Странным образом стиль расспросов Зака, совершенно лишенный деликатности, вывел Дэна на существо проблемы.
– Дело во мне. Я чувствую… честно говоря… Чувствую, что, возможно, я сделал громадную ошибку. Не в том, что я с ней, а в том, что предлагаю ей, даже убеждаю уйти от мужа. Это большая ответственность, знаешь ли.
– Разрушить чей-то брак, ты имеешь в виду?
Дэн вздохнул.
– Нет. То есть да. В общем… Все это сложно.
– Почему так?
– Ладно. По-твоему выходит, я какой-то подонок, а я совсем не такой. Я не отношусь к этому легкомысленно, понимаешь? Я много думал об этом. Я целую вечность над этим мучился.
– Вечность.
– Да, вечность. Мы познакомились… не знаю, месяцев пять назад.
– Пять месяцев? Так давно?
– Ладно, послушай. Я увидел ее в фильме в прошлом году. Фильм «Голод». Не думаю, что ты его видел. – Дэн не представлял себе Зака в роли фаната немецкого арт-хауса. – Очень интересный, очень эротичный. Она была феноменальна, и я просто никак не мог выкинуть ее из головы. Когда я писал сценарий к «Пропавшей девушке» – это тот фильм, который мы только что кончили снимать, – я писал роль Офелии, держа в уме Клодию. Я связался с ее агентом и убедил ее участвовать в пробах. Не то чтобы пробы были необходимы, потому что я ведь написал роль специально для нее. Но я хотел быть уверенным, по-настоящему уверенным. И все получилось так, как я и представлял, какой я ее и представлял. Она была идеальна. – От одной только мысли об этом у него участилось дыхание. – Между нами тотчас же образовалось яростное притяжение. Несомненное, явно взаимное, прямо с самого начала. Но мы не предпринимали никаких шагов. Отчасти из чувства уважения к ее браку, но также из-за работы. – Дэн закрыл глаза, вспоминая то время, все эти мучительные часы, проведенные вместе, рядом, что можно было легко коснуться друг друга (и зачастую они действительно друг друга касались, ведь он был известен как режиссер, проповедующий телесный контакт), длинные вечера за обсуждением сценария и репетициями, боль и физическую агонию, которые он ощущал, страстно ее желая. Он стряхнул эти воспоминания. – Только в конце съемок, когда мы осознали, что больше уже не будем видеться каждый день, только тогда мы поняли, что должны быть вместе.

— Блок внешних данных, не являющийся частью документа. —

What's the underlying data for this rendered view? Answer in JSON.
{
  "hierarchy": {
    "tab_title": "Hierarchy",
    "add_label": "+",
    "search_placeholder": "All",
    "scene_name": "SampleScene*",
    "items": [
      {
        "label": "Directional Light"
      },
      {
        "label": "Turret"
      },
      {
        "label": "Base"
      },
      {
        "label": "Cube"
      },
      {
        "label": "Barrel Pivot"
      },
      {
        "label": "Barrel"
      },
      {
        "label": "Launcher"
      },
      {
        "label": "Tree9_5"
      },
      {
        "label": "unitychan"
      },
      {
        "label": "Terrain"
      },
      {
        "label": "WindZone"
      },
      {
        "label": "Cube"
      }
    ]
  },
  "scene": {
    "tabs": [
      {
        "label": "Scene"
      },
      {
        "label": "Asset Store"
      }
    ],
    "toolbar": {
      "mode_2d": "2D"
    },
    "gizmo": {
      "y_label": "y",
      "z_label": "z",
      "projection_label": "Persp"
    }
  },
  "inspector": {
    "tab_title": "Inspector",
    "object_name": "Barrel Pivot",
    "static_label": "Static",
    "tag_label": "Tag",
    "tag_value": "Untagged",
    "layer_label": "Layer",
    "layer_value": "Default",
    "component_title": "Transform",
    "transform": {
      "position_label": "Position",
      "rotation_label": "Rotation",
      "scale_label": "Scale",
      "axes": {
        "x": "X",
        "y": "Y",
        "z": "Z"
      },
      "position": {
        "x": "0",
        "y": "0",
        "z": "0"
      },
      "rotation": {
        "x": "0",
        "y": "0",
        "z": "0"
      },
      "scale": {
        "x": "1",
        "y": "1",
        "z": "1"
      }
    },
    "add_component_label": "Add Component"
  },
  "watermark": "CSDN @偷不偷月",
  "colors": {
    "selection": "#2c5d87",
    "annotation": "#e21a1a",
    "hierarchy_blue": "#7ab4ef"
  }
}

– Звучит… здорово, – сказал Зак. – Вся эта штука по-настоящему заводит.
«По-настоящему заводит», – подумал Дэн. Плечи его поникли. Какого дьявола он взялся распинаться перед этим парнем? Что он вообще может понять?
– Работать вместе, хотеть друг друга, испытывать тайное влечение… звучит завлекательно. Хотя и не похоже на реальную жизнь.
Дэн покачал головой, криво усмехнулся. Он пытался придумать подходящий способ продемонстрировать Заку: то, что было у них с Клодией, было очень даже реально, но запнулся. Со злобной раздражительностью он вдруг понял, что Зак в чем-то прав. Все это не производило впечатления реальной жизни. Даже рассказывая эту историю, рассказывая о своей возлюбленной, он осознавал, насколько это звучит именно как история. С началом, серединой и концовкой. Какой же будет концовка? Они жили долго и счастливо? Это он не вполне мог себе представить. В сущности, если быть честным, всякий раз, как он рисовал в воображении Клодию, всякий раз, как представлял их обоих вместе, они никогда не были в его лондонской квартире за приготовлением спагетти по-болонски, никогда не гуляли по Хэмпстед-Хит, никогда не шли в кино. Они всегда были в номере отеля или в аэропорту, всегда не дома, всегда где-то еще.